After not hearing anything from the NCAA and the governing body having yet to assign anyone to even review Osuna’s case, the first baseman filed a complaint against the NCAA on Thursday, Feb. 12, one day before the start of Tennessee’s season.
Osuna and his team were hoping they could work around the NCAA with the courts forcing to make the transfer eligible just like they did for Pavia. But despite the cases being nearly identical, the federal judge ruled with the NCAA and against Pavia last Monday, March 3.
Now, Osuna’s only chances of gaining eligibility rests in the hands of the NCAA granting him an additional season of eligibility. Osuna’s open letter is a public cry for eligibility.
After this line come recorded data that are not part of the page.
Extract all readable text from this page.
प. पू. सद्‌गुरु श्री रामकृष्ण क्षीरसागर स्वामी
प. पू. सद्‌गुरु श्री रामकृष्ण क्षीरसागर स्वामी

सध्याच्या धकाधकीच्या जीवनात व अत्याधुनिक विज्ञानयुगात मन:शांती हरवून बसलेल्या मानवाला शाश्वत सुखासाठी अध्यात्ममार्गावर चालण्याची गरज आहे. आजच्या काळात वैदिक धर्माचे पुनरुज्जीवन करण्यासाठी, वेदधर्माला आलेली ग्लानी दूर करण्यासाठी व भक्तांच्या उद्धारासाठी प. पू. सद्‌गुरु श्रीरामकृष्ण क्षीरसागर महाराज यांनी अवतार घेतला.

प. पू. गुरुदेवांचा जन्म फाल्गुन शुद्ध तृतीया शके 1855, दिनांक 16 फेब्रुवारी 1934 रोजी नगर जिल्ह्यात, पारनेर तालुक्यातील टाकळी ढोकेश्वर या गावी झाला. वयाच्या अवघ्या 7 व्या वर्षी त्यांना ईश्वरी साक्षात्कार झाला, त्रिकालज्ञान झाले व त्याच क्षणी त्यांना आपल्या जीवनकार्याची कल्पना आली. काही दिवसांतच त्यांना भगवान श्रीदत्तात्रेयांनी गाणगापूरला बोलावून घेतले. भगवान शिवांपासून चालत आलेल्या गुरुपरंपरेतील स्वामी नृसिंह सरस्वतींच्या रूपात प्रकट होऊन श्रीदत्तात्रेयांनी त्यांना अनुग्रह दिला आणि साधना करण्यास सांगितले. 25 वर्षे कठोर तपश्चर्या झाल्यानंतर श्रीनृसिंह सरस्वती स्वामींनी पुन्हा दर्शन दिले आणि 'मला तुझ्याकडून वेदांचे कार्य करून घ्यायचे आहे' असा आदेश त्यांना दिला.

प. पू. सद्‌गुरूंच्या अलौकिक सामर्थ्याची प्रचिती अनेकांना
“If you were going to oppose my waiver all along, why did you tell me to file one?” Osuna asked. “Why did you allow me to enter the transfer portal? Why did you let all of the student-athletes in their last season of competition at a Division II institution enter the portal? Why would you not provide clarity when I asked for it? … How is the NCAA harmed by letting me play? It is not. But I am irreparably harmed by not getting to play in my final season.”
During the 2024 season at North Carolina, Osuna hit .281 with 17 doubles,14 home runs and 56 RBIs on the Tar Heels run to the College World Series. Despite not joining Tennessee’s roster until two weeks before first pitch, Osuna is the favorite to start at first base for the Vols this season.